Anthony Rota is seeking re-election for the riding. He held the seat for three terms before being defeated by Conservative Jay Aspin in 2011. In 2015, Rota won the seat back.
Rota says his experience helps the riding have a strong voice.
"Having been around for awhile, I feel our voice is listened to," he said. "And listened to not only by the folks who are here but in Ottawa."
Rota says if he wins the seat, he will continue on the work his party has already started on a number of issues.
He says voters he's been speaking with say they are concerned about the economy. He says it's something the Liberals have already started working on.
"Like when we look at the Canada Child Benefit — it's a direct injection into the family where they can take the money and spend it on what needs to be done," he said. "We're seeing a big increase there for people."
Broadband improvements needed
Rota says climate change is another concern people have brought up to him.
"What we're seeing is people coming to the realization that all the money in the world is nice but without the environment or air to breathe, it doesn't do us any good," he said.

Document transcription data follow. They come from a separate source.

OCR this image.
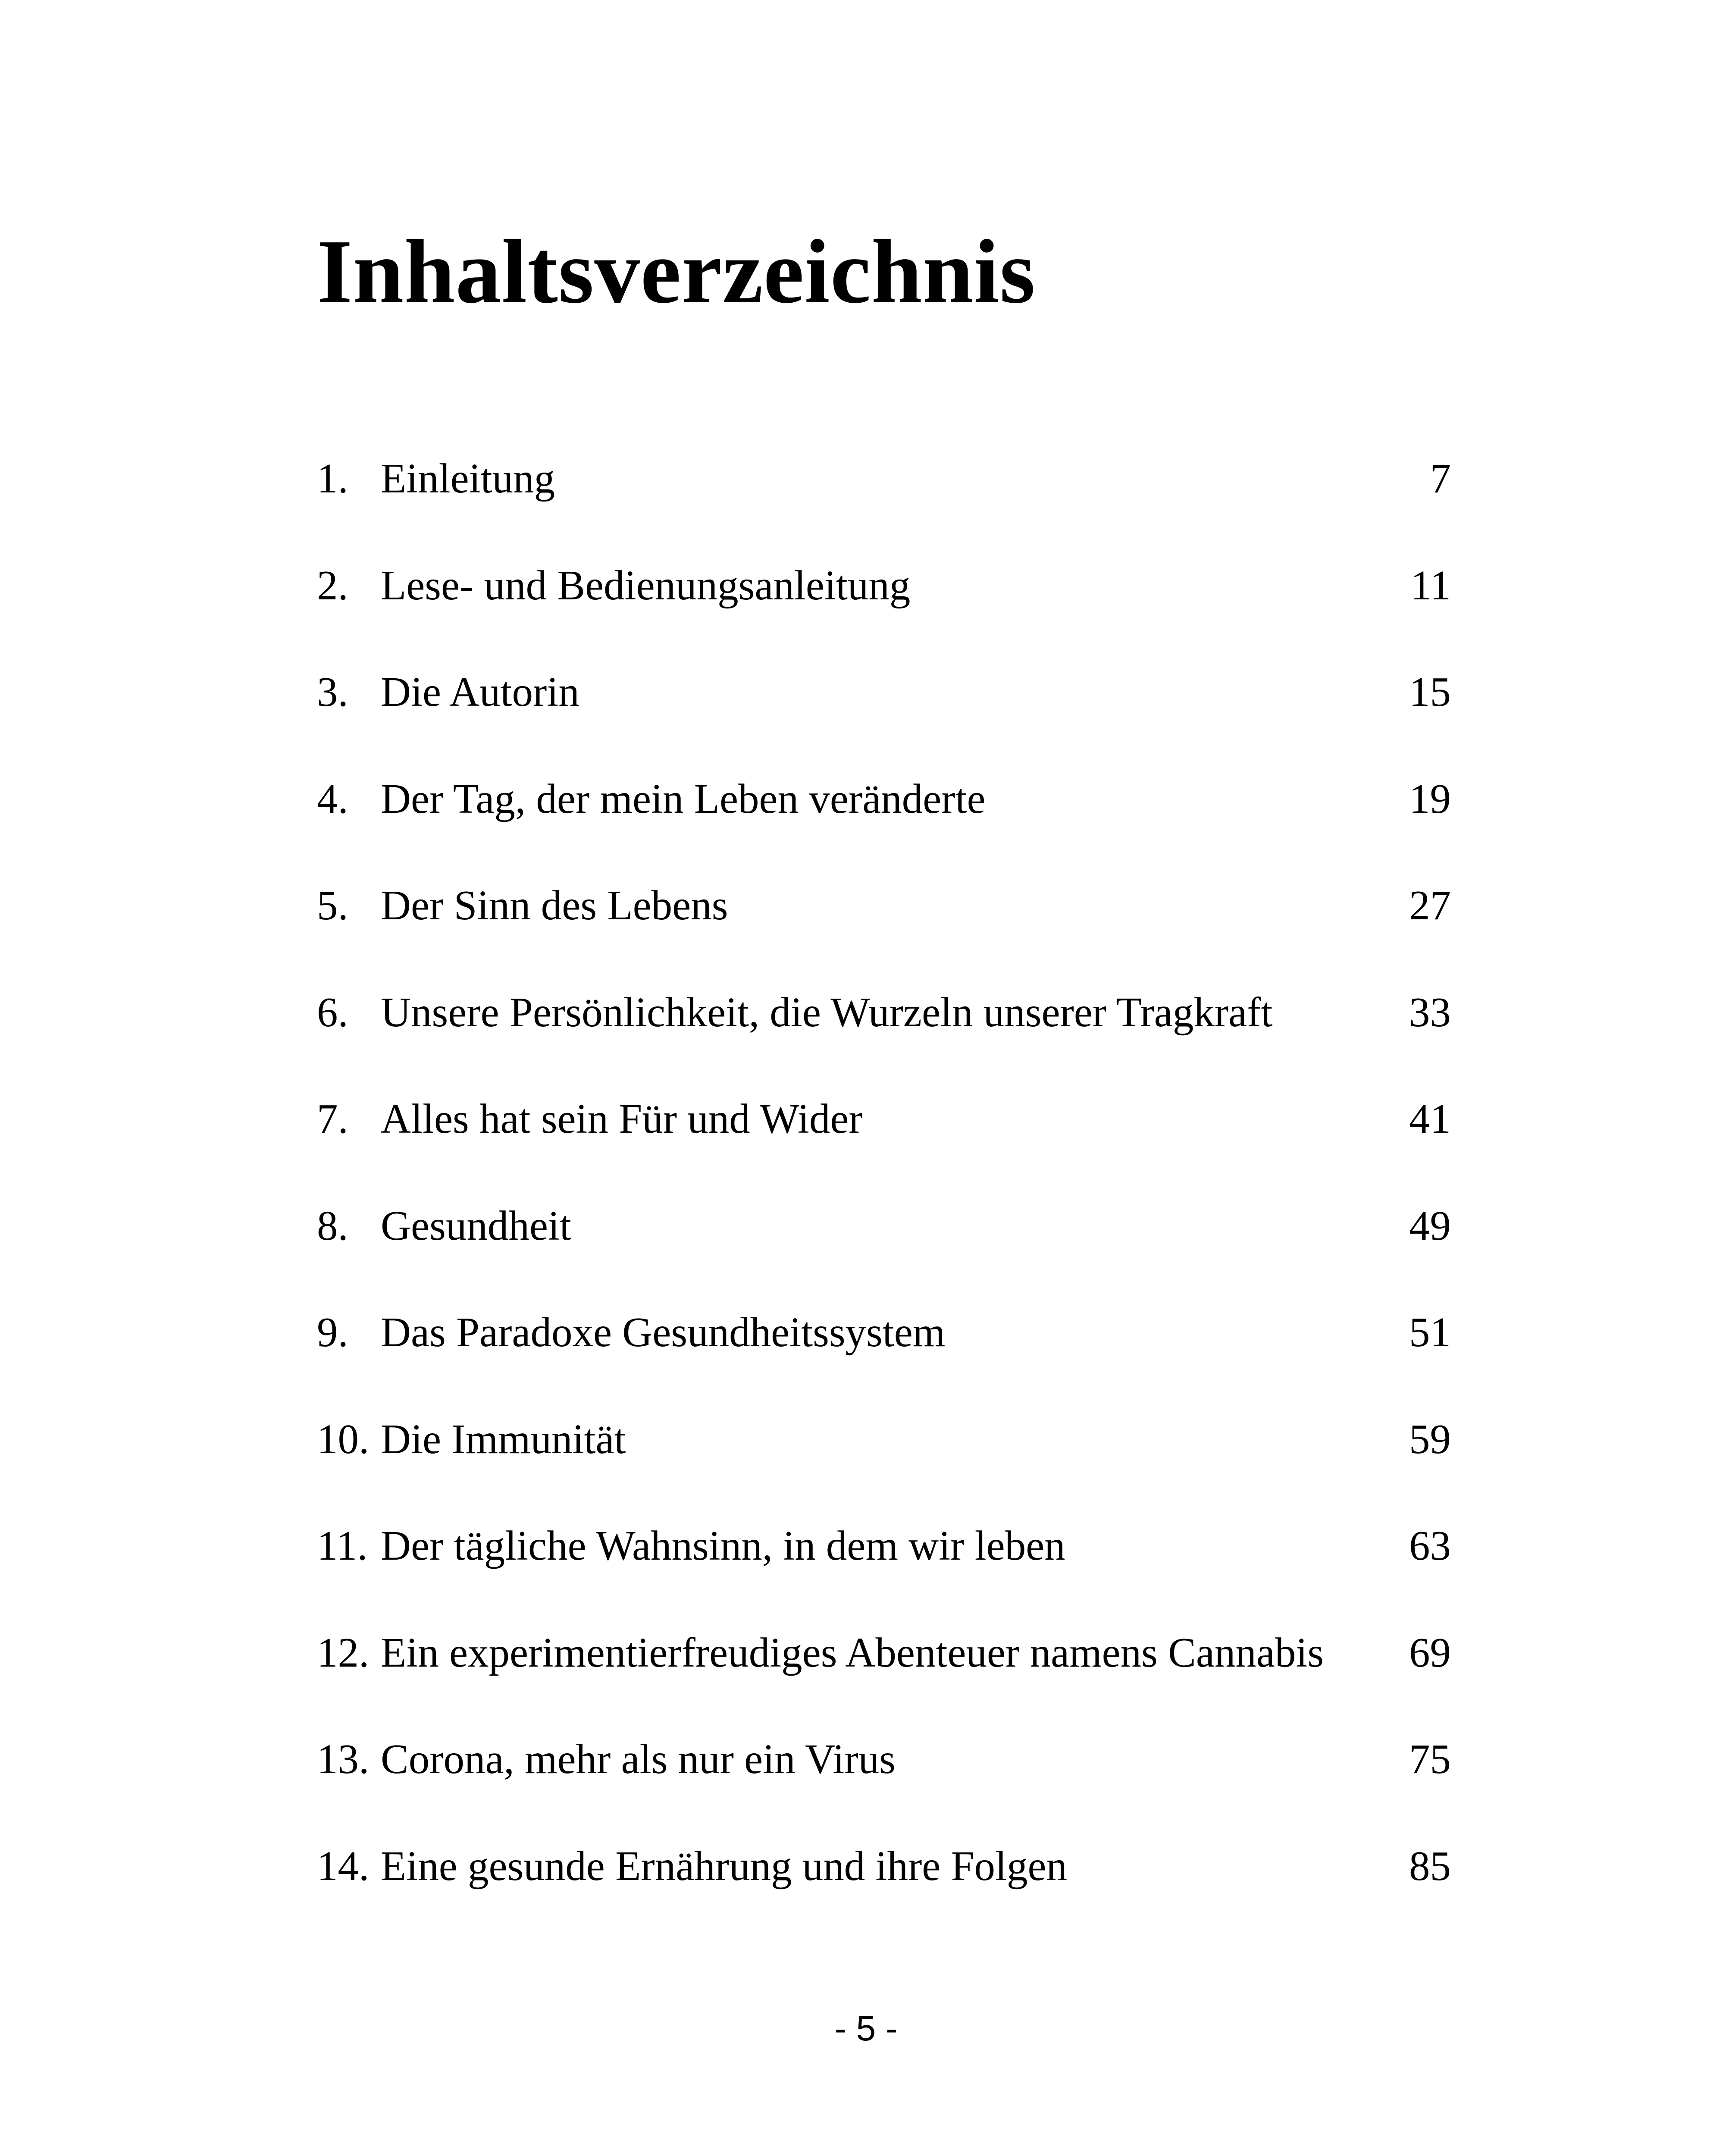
Inhaltsverzeichnis
1. Einleitung	7
2. Lese- und Bedienungsanleitung	11
3. Die Autorin	15
4. Der Tag, der mein Leben veränderte	19
5. Der Sinn des Lebens	27
6. Unsere Persönlichkeit, die Wurzeln unserer Tragkraft	33
7. Alles hat sein Für und Wider	41
8. Gesundheit	49
9. Das Paradoxe Gesundheitssystem	51
10. Die Immunität	59
11. Der tägliche Wahnsinn, in dem wir leben	63
12. Ein experimentierfreudiges Abenteuer namens Cannabis 69
13. Corona, mehr als nur ein Virus	75
14. Eine gesunde Ernährung und ihre Folgen	85
- 5 -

"We want to marry that with the environment and make sure one doesn't come at the expense of the other. Both have to go ahead."
Rota says internet access in his riding still needs major work.
"Especially in rural communities, it's not all that it should be," he said, but added he's already been in conversation with local companies and municipal leaders about the topic.
"There's a few things we've been working on that I believe will increase the service to rural people," he said.
Rota says his party had already started changes to programs aimed at seniors he says were negatively changed under the previous Conservative government.
He says the Liberals have re-lowered the age of eligibility for Old Age Security and Guaranteed Income Supplement programs.
"By doing that, people get income two years earlier,' he said. "At age 67, it really caused a problem. Some people were not receiving the benefits they deserve because they didn't have to enrol for them."
Rota says that program now automatically enrolls people when they turn 65.
He says another change his party made was after the age of 75, the guaranteed income supplement goes up by 10 per cent.
"Once you reach that age, you don't have to worry about surviving," he said. "This is something that is fundamental to retiring in dignity."